Zwei Tage vor der Bundestagswahl schreibe ich auch für einige Verirrte im Land, die meine Heimat Deutschland im Auftrag des räuberischen Kapitalismus und Imperialismus in die Nazi-Ecke drängen wollen, wie es bereits mindestens einmal zuvor mit verheerenden Folgen geschehen ist. Ich schreibe aber auch als Auftakt zu Gedenktagen mit epochalem Charakter, die eines Tages Deutschland verändern können.

Das „völkische“ Denken wird derzeit wieder einmal Hervorgerufen, um die „deutsche Identität“ zu retten. Zwar werden Begriffe wie „reinrassig“ und „Arier“ nicht mehr verwendet, aber indirekt wird es dadurch umschrieben, dass Leute wie meine Wenigkeit nicht als echte Deutsche angesehen werden. Ich habe fast mein ganzes Leben in Deutschland verbracht, Deutsch ist meine Muttersprache, Deutschland meine Heimat, ich bin deutscher Staatsbürger und engagiere mich auf sehr vielen Ebenen für Deutschland. Dennoch bleibe ich stets „nur“ ein Deutschtürke!

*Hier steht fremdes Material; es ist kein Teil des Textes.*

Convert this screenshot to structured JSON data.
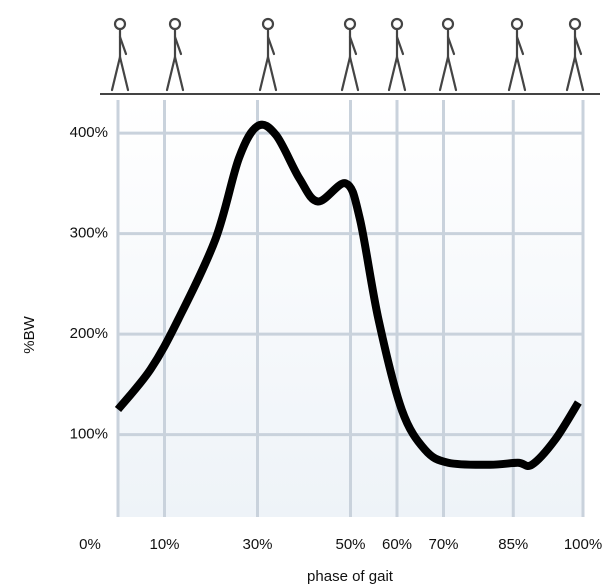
{
  "chart_data": {
    "type": "line",
    "xlabel": "phase of gait",
    "ylabel": "%BW",
    "x": [
      0,
      7,
      13,
      21,
      26,
      30,
      34,
      39,
      43,
      49,
      52,
      56,
      61,
      66,
      71,
      80,
      86,
      89,
      94,
      99
    ],
    "values": [
      125,
      165,
      215,
      295,
      375,
      407,
      398,
      355,
      332,
      350,
      315,
      215,
      125,
      85,
      72,
      70,
      72,
      70,
      95,
      132
    ],
    "color": "#000000",
    "xlim": [
      0,
      100
    ],
    "xticks": [
      {
        "value": 0,
        "label": "0%"
      },
      {
        "value": 10,
        "label": "10%"
      },
      {
        "value": 30,
        "label": "30%"
      },
      {
        "value": 50,
        "label": "50%"
      },
      {
        "value": 60,
        "label": "60%"
      },
      {
        "value": 70,
        "label": "70%"
      },
      {
        "value": 85,
        "label": "85%"
      },
      {
        "value": 100,
        "label": "100%"
      }
    ],
    "ylim": [
      18,
      433
    ],
    "yticks": [
      {
        "value": 100,
        "label": "100%"
      },
      {
        "value": 200,
        "label": "200%"
      },
      {
        "value": 300,
        "label": "300%"
      },
      {
        "value": 400,
        "label": "400%"
      }
    ],
    "grid": true
  }
}
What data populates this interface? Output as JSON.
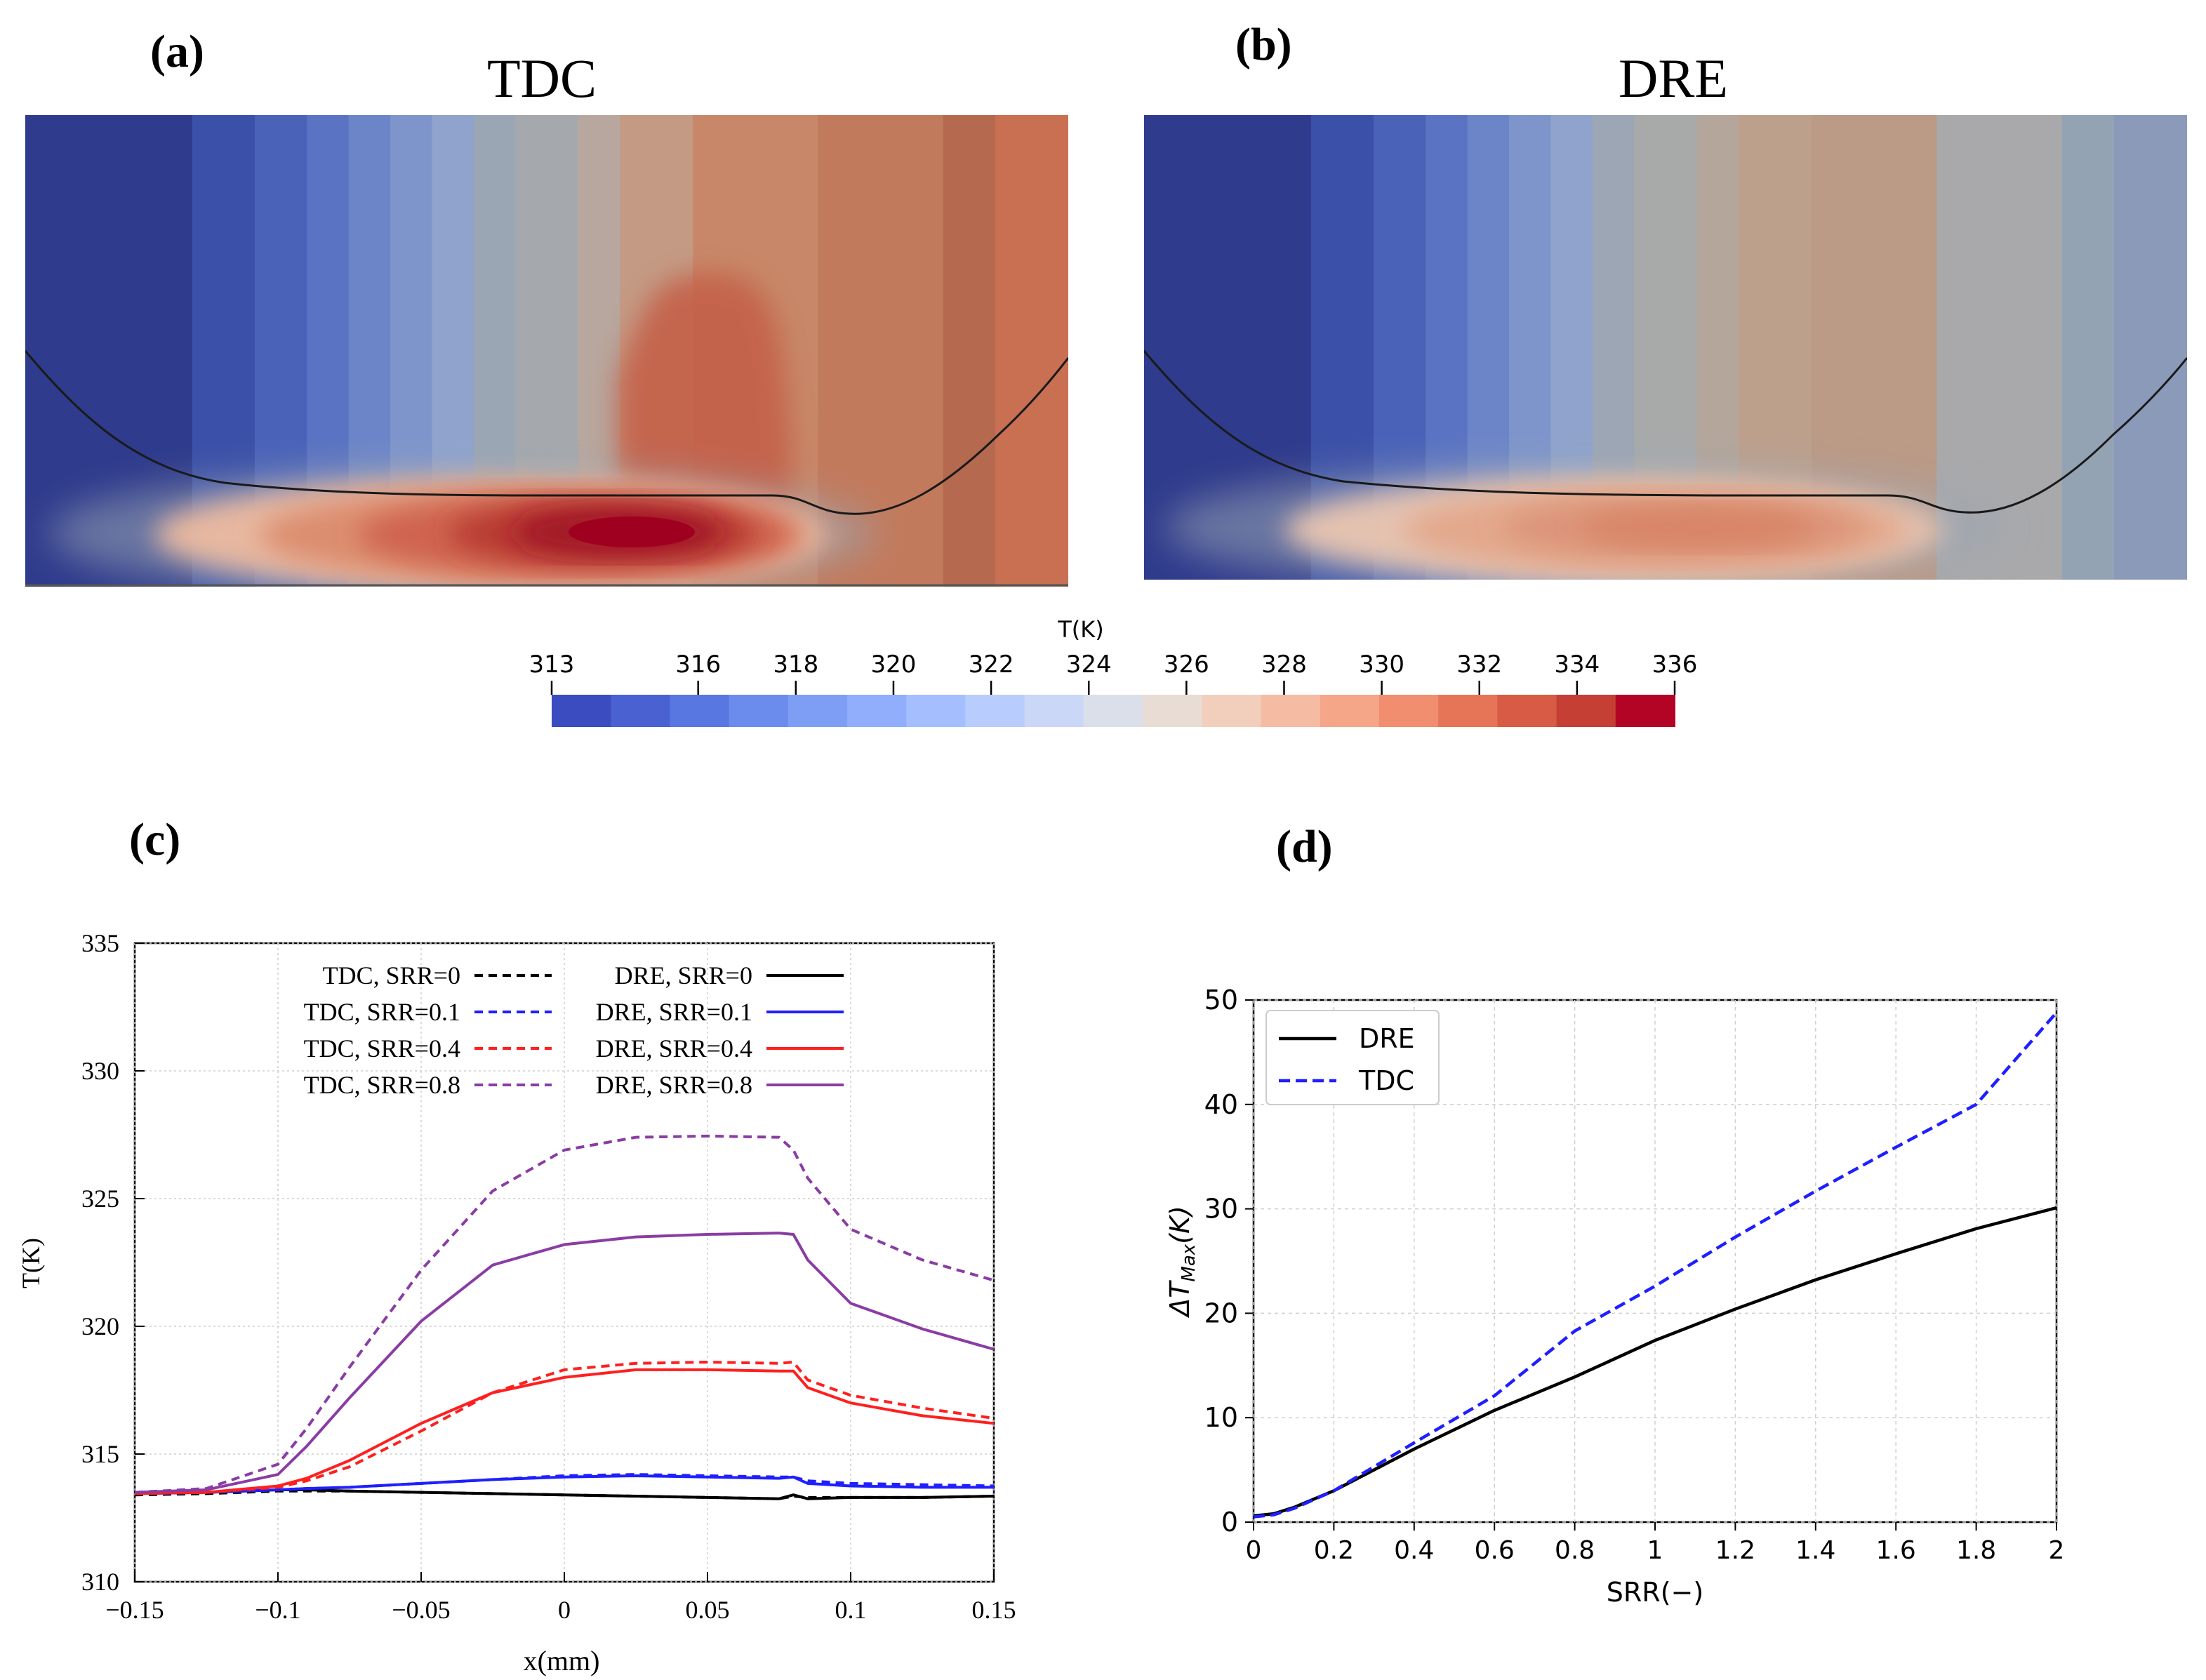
{
  "panels": {
    "a": {
      "letter": "(a)",
      "title": "TDC"
    },
    "b": {
      "letter": "(b)",
      "title": "DRE"
    },
    "c": {
      "letter": "(c)"
    },
    "d": {
      "letter": "(d)"
    }
  },
  "colorbar": {
    "title": "T(K)",
    "min": 313,
    "max": 336,
    "ticks": [
      313,
      316,
      318,
      320,
      322,
      324,
      326,
      328,
      330,
      332,
      334,
      336
    ],
    "colors": [
      "#3b4cc0",
      "#4a61d1",
      "#5977e0",
      "#6b8bed",
      "#7e9ef6",
      "#91aefc",
      "#a5bffe",
      "#b8cdfd",
      "#cad7f6",
      "#dbdfe9",
      "#e8dcd4",
      "#f2cfbd",
      "#f6bca3",
      "#f5a689",
      "#f08e6f",
      "#e67558",
      "#d85c45",
      "#c63f34",
      "#b40426"
    ]
  },
  "contour_maps": [
    {
      "panel": "a",
      "description": "TDC temperature contour",
      "band_colors": [
        "#2f3b8c",
        "#3b50a8",
        "#4a62b8",
        "#5a73c2",
        "#6c85c8",
        "#7e95cc",
        "#8fa3cd",
        "#9aa6b4",
        "#a5a9ad",
        "#b8a79e",
        "#c49a84",
        "#c88768",
        "#c27a5c",
        "#b5694f",
        "#c97052"
      ]
    },
    {
      "panel": "b",
      "description": "DRE temperature contour",
      "band_colors": [
        "#2f3b8c",
        "#3b50a8",
        "#4a62b8",
        "#5a73c2",
        "#6c85c8",
        "#7e95cc",
        "#8fa3cd",
        "#9ca6b4",
        "#a8aaaa",
        "#b4a69a",
        "#bda08c",
        "#bb9a86",
        "#a9a9ab",
        "#94a3b4",
        "#8a9ab8"
      ]
    }
  ],
  "chart_data": [
    {
      "panel": "c",
      "type": "line",
      "xlabel": "x(mm)",
      "ylabel": "T(K)",
      "xlim": [
        -0.15,
        0.15
      ],
      "ylim": [
        310,
        335
      ],
      "xticks": [
        -0.15,
        -0.1,
        -0.05,
        0,
        0.05,
        0.1,
        0.15
      ],
      "xtick_labels": [
        "−0.15",
        "−0.1",
        "−0.05",
        "0",
        "0.05",
        "0.1",
        "0.15"
      ],
      "yticks": [
        310,
        315,
        320,
        325,
        330,
        335
      ],
      "ytick_labels": [
        "310",
        "315",
        "320",
        "325",
        "330",
        "335"
      ],
      "grid": true,
      "legend_position": "top-center",
      "x": [
        -0.15,
        -0.125,
        -0.1,
        -0.09,
        -0.075,
        -0.05,
        -0.025,
        0,
        0.025,
        0.05,
        0.075,
        0.08,
        0.085,
        0.1,
        0.125,
        0.15
      ],
      "series": [
        {
          "name": "TDC, SRR=0",
          "color": "#000000",
          "style": "dashed",
          "values": [
            313.4,
            313.45,
            313.55,
            313.55,
            313.55,
            313.5,
            313.45,
            313.4,
            313.35,
            313.3,
            313.25,
            313.35,
            313.3,
            313.3,
            313.3,
            313.35
          ]
        },
        {
          "name": "DRE, SRR=0",
          "color": "#000000",
          "style": "solid",
          "values": [
            313.45,
            313.5,
            313.6,
            313.6,
            313.55,
            313.5,
            313.45,
            313.4,
            313.35,
            313.3,
            313.25,
            313.4,
            313.25,
            313.3,
            313.3,
            313.35
          ]
        },
        {
          "name": "TDC, SRR=0.1",
          "color": "#1f1fff",
          "style": "dashed",
          "values": [
            313.45,
            313.5,
            313.6,
            313.65,
            313.7,
            313.85,
            314.0,
            314.15,
            314.2,
            314.15,
            314.1,
            314.1,
            313.95,
            313.85,
            313.8,
            313.75
          ]
        },
        {
          "name": "DRE, SRR=0.1",
          "color": "#1f1fff",
          "style": "solid",
          "values": [
            313.45,
            313.5,
            313.6,
            313.65,
            313.7,
            313.85,
            314.0,
            314.1,
            314.15,
            314.1,
            314.05,
            314.1,
            313.85,
            313.75,
            313.7,
            313.7
          ]
        },
        {
          "name": "TDC, SRR=0.4",
          "color": "#ff1f1f",
          "style": "dashed",
          "values": [
            313.45,
            313.5,
            313.7,
            313.95,
            314.5,
            315.9,
            317.4,
            318.3,
            318.55,
            318.6,
            318.55,
            318.6,
            317.9,
            317.3,
            316.8,
            316.4
          ]
        },
        {
          "name": "DRE, SRR=0.4",
          "color": "#ff1f1f",
          "style": "solid",
          "values": [
            313.45,
            313.5,
            313.75,
            314.05,
            314.75,
            316.2,
            317.4,
            318.0,
            318.3,
            318.3,
            318.25,
            318.25,
            317.6,
            317.0,
            316.5,
            316.2
          ]
        },
        {
          "name": "TDC, SRR=0.8",
          "color": "#8a3ca4",
          "style": "dashed",
          "values": [
            313.5,
            313.65,
            314.6,
            316.0,
            318.4,
            322.2,
            325.3,
            326.9,
            327.4,
            327.45,
            327.4,
            326.9,
            325.8,
            323.8,
            322.6,
            321.8
          ]
        },
        {
          "name": "DRE, SRR=0.8",
          "color": "#8a3ca4",
          "style": "solid",
          "values": [
            313.5,
            313.6,
            314.2,
            315.3,
            317.2,
            320.2,
            322.4,
            323.2,
            323.5,
            323.6,
            323.65,
            323.6,
            322.6,
            320.9,
            319.9,
            319.1
          ]
        }
      ],
      "legend_columns": [
        [
          "TDC, SRR=0",
          "TDC, SRR=0.1",
          "TDC, SRR=0.4",
          "TDC, SRR=0.8"
        ],
        [
          "DRE, SRR=0",
          "DRE, SRR=0.1",
          "DRE, SRR=0.4",
          "DRE, SRR=0.8"
        ]
      ]
    },
    {
      "panel": "d",
      "type": "line",
      "xlabel": "SRR(−)",
      "ylabel_prefix": "ΔT",
      "ylabel_sub": "Max",
      "ylabel_suffix": "(K)",
      "xlim": [
        0,
        2
      ],
      "ylim": [
        0,
        50
      ],
      "xticks": [
        0,
        0.2,
        0.4,
        0.6,
        0.8,
        1,
        1.2,
        1.4,
        1.6,
        1.8,
        2
      ],
      "xtick_labels": [
        "0",
        "0.2",
        "0.4",
        "0.6",
        "0.8",
        "1",
        "1.2",
        "1.4",
        "1.6",
        "1.8",
        "2"
      ],
      "yticks": [
        0,
        10,
        20,
        30,
        40,
        50
      ],
      "ytick_labels": [
        "0",
        "10",
        "20",
        "30",
        "40",
        "50"
      ],
      "grid": true,
      "legend_position": "top-left",
      "series": [
        {
          "name": "DRE",
          "color": "#000000",
          "style": "solid",
          "x": [
            0,
            0.05,
            0.1,
            0.2,
            0.3,
            0.4,
            0.6,
            0.8,
            1.0,
            1.2,
            1.4,
            1.6,
            1.8,
            2.0
          ],
          "values": [
            0.6,
            0.8,
            1.4,
            3.0,
            5.0,
            7.0,
            10.7,
            13.9,
            17.4,
            20.4,
            23.2,
            25.7,
            28.1,
            30.1
          ]
        },
        {
          "name": "TDC",
          "color": "#1f1fff",
          "style": "dashed",
          "x": [
            0,
            0.05,
            0.1,
            0.2,
            0.3,
            0.4,
            0.6,
            0.8,
            1.0,
            1.2,
            1.4,
            1.6,
            1.8,
            2.0
          ],
          "values": [
            0.5,
            0.7,
            1.3,
            3.0,
            5.3,
            7.6,
            12.1,
            18.3,
            22.6,
            27.3,
            31.7,
            35.9,
            40.0,
            48.8
          ]
        }
      ]
    }
  ]
}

Ich bin eben nicht reinrassig, eben kein Biodeutscher. Meine Kinder sind Eurasier, weil ich in Kleinasien geboren bin. Wie wird eines Tages meine Enkelin genannt werden, wenn die Nazis, die sich als „Alternative“ tarnen, an die Macht kommen? Wird man sie dann deutsch-algerisch-spanische Türkin nennen? Oder lässt man dann das Deutsche ganz weg, weil sie als Mischling oder eurasische Afrikanerin gar keine Deutsche sein kann?

Kartoffeln, Kaffee usw.

Bevor ich zu sehr auf die persönliche Ebene abgleite, soll die Frage aufgeworfen werden, wie lange es dauert, bis etwas reinrassig deutsch genannt werden kann und darf. Wie ist des z.B. mit der Kartoffel? Ist die Kartoffel deutsch? Oder anders gefragt, ist die Kartoffel nicht die urdeutsche Speise überhaupt; zumal der Deutsche als Kartoffelfresser diffamiert wird? So urdeutsch ist die Kartoffel nicht. In Deutschland sollen die ersten Kartoffeln während der Regierung Ferdinand III. um 1647 angebaut worden sein [1]. Wir können also feststellen, dass einige Hundert Jahre genügen, um deutsch zu werden, zumindest wenn man eine Kartoffel ist. Beim Kaffee ging es schneller. Noch Mitte des 20. Jh. Hieß es: „C-A-F-F-E-E, trink nicht so viel Kaffee! Nicht für Kinder ist der Türkentrank, schwächt die Nerven, macht dich blass und krank, sei doch kein Muselmann, der das nicht lassen kann.“ [2] Ich habe das Lied noch als Kanon in der Grundschule singen müssen. Bis in die 1970er Jahre war ein Kaffeetrinker nach Karl Gottlieb Hering also eine Art Türke und Muselmann, bis er in ganz Deutschland eingebürgert worden ist, außer in Ostfriesland. Im ersten Weltkrieg, als das osmanische Reich zusammengebrochen ist und keine Devisen mehr hatte, konnten sie keinen Kaffee mehr importieren und ein ganzes Volk wurde umerzogen zu Teetrinkern, die sie heute noch sind. Die Ostfriesen sind sozusagen demnach die Türken unter den neuen Deutschen. Oder anders ausgedrückt: Außer den Ostfriesen haben alle anderen Deutschen die altdeutsche Kultur verraten und trinken jetzt Kaffee. Pizza und Spaghetti gelten auch nicht als Urdeutsch, erregen aber nicht so viel Ärger bei Nazis wie der schöner machende Döner. Die Wahrzeichen von Dresden [4], Potsdam [5] und Schwetzingen [6] sind architektonisch als Moschee gestaltet und im Letztgenannten weist ein „Moscheeweg“ in die Richtung; alles Errungenschaften, die viele Jahrzehnte alt sind, aber welcher AFD-Wähler kann weiter als seine Nasenspitze schauen?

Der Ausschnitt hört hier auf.